M. Louis Gallois a souhaité que les personnels de la SNCF (équipement et entretien) qui n'étaient pas au contact du public fussent associés au redressement de l'entreprise. Il a considéré comme centrale la question du financement avec le montant de la dette et les péages qui atteignaient, actuellement, 6 milliards de francs et qui ne devraient pas dépasser ce montant d'ici 1999.

Estimant que l'État avait choisi les lignes nouvelles au détriment de l'entretien depuis quelque vingt ans, il a estimé qu'il fallait améliorer le dialogue syndical, convaincre la hiérarchie et rendre moins forte la pression politique en faveur des lignes nouvelles. S'agissant des lignes d'aménagement du territoire, il a rappelé que trente liaisons faisaient un tiers du trafic, que soixante-dix autres faisaient un autre tiers et que les quatre mille autres faisaient le dernier tiers, et a illustré son propos en précisant les inconvénients de la ligne Limoges-Poitiers.

En réponse à une remarque de Mme Anne Heinis, M. Louis Gallois , président de la SNCF, a jugé que le service public ne s'exprimait pas de la même façon dans toutes les régions.

S'agissant du dialogue social, il a regretté que les directeurs d'établissement soient contraints trop souvent de s'y consacrer aux dépens de leurs autres responsabilités.

Évoquant la directive européenne n° 91-440, il a indiqué que la majorité des pays d'Europe n'avait pas appliqué cette directive et que la France n'avait pas de retard en ce domaine.

M. Hubert Haenel, Rapporteur pour avis du projet de loi au nom de la Commission des Finances , s'est montré satisfait que le projet reprenne les conclusions de la commission d'enquête qu'il avait présidée en 1994. Évoquant la nécessaire prise en compte du service public, de l'aménagement du territoire et de la compétitivité internationale, il a affirmé que, pour que la SNCF " s'en sorte ", la création du RFN, la régionalisation et la comparaison des méthodes à l'échelle européenne constituaient des éléments de réponse.

M. Hubert Haenel s'est enquis de l'inclusion du déficit nouveau accumulé en 1996 et du montant des frais financiers. Il s'est également interrogé sur la possibilité de réduire totalement le déficit de l'établissement.

M. Fernand Tardy a fait observer que les allemands avaient repris totalement le déficit de la société Deutschebahn.

M. Georges Berchet s'est interrogé sur le transfert du compte d'exploitation au compte d'investissement. Il a émis la crainte d'une banalisation des lignes.

M. Louis Gallois a rappelé que le montant exact du péage pour l'usage de l'infrastructure était actuellement de 5,7 milliards de francs.
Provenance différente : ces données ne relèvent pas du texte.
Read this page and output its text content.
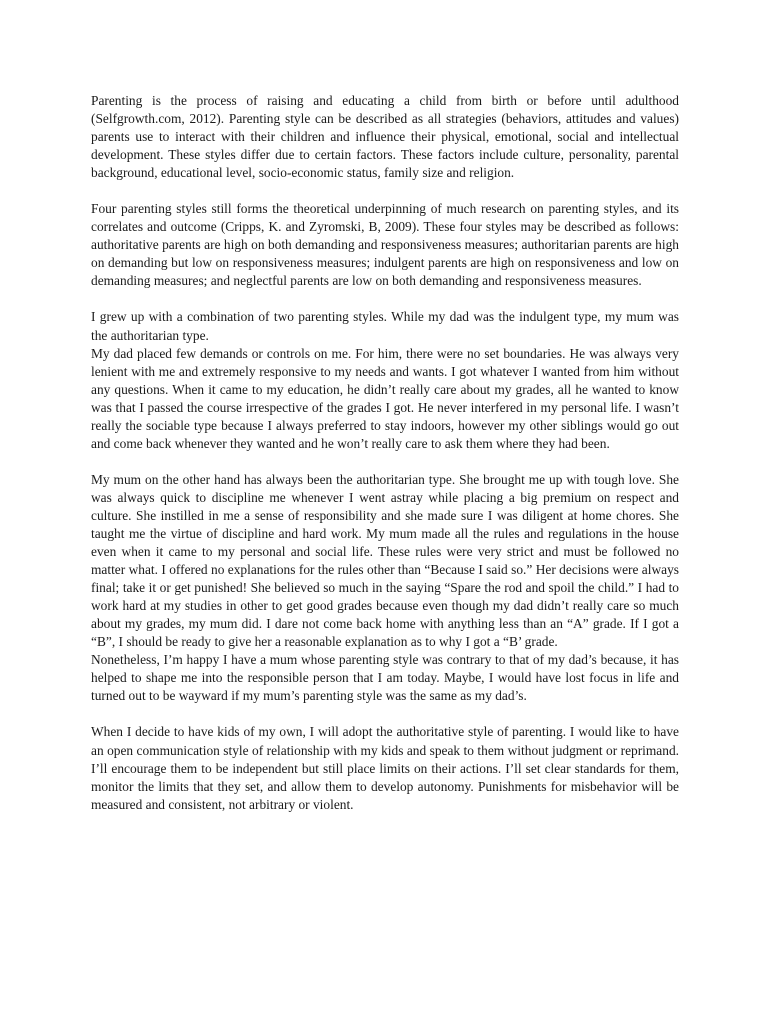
Parenting is the process of raising and educating a child from birth or before until adulthood (Selfgrowth.com, 2012). Parenting style can be described as all strategies (behaviors, attitudes and values) parents use to interact with their children and influence their physical, emotional, social and intellectual development. These styles differ due to certain factors. These factors include culture, personality, parental background, educational level, socio-economic status, family size and religion.

Four parenting styles still forms the theoretical underpinning of much research on parenting styles, and its correlates and outcome (Cripps, K. and Zyromski, B, 2009). These four styles may be described as follows: authoritative parents are high on both demanding and responsiveness measures; authoritarian parents are high on demanding but low on responsiveness measures; indulgent parents are high on responsiveness and low on demanding measures; and neglectful parents are low on both demanding and responsiveness measures.

I grew up with a combination of two parenting styles. While my dad was the indulgent type, my mum was the authoritarian type.

My dad placed few demands or controls on me. For him, there were no set boundaries. He was always very lenient with me and extremely responsive to my needs and wants. I got whatever I wanted from him without any questions. When it came to my education, he didn’t really care about my grades, all he wanted to know was that I passed the course irrespective of the grades I got. He never interfered in my personal life. I wasn’t really the sociable type because I always preferred to stay indoors, however my other siblings would go out and come back whenever they wanted and he won’t really care to ask them where they had been.

My mum on the other hand has always been the authoritarian type. She brought me up with tough love. She was always quick to discipline me whenever I went astray while placing a big premium on respect and culture. She instilled in me a sense of responsibility and she made sure I was diligent at home chores. She taught me the virtue of discipline and hard work. My mum made all the rules and regulations in the house even when it came to my personal and social life. These rules were very strict and must be followed no matter what. I offered no explanations for the rules other than “Because I said so.” Her decisions were always final; take it or get punished! She believed so much in the saying “Spare the rod and spoil the child.” I had to work hard at my studies in other to get good grades because even though my dad didn’t really care so much about my grades, my mum did. I dare not come back home with anything less than an “A” grade. If I got a “B”, I should be ready to give her a reasonable explanation as to why I got a “B’ grade.

Nonetheless, I’m happy I have a mum whose parenting style was contrary to that of my dad’s because, it has helped to shape me into the responsible person that I am today. Maybe, I would have lost focus in life and turned out to be wayward if my mum’s parenting style was the same as my dad’s.

When I decide to have kids of my own, I will adopt the authoritative style of parenting. I would like to have an open communication style of relationship with my kids and speak to them without judgment or reprimand. I’ll encourage them to be independent but still place limits on their actions. I’ll set clear standards for them, monitor the limits that they set, and allow them to develop autonomy. Punishments for misbehavior will be measured and consistent, not arbitrary or violent.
Quant à la gestion des lignes, il a souligné que la SNCF conserverait un monopole d'exploitation et que ce fait pouvait perdurer au prix d'une volonté politique française. Il a indiqué que, sur les " bonnes " lignes, la SNCF saturait actuellement le trafic et qu'il n'y avait pas de souplesse technique permettant d'envisager une ouverture à une concurrence des opérateurs.

M. Jean-Jacques Robert s'est étonné que la sécurité dans les trains et dans les gares ne soit pas mieux assurée, que les guichets soient surchargés et que les automates ne donnent pas satisfaction. Enfin, il a observé que les voyageurs sans billets constituaient un gisement de recettes certain.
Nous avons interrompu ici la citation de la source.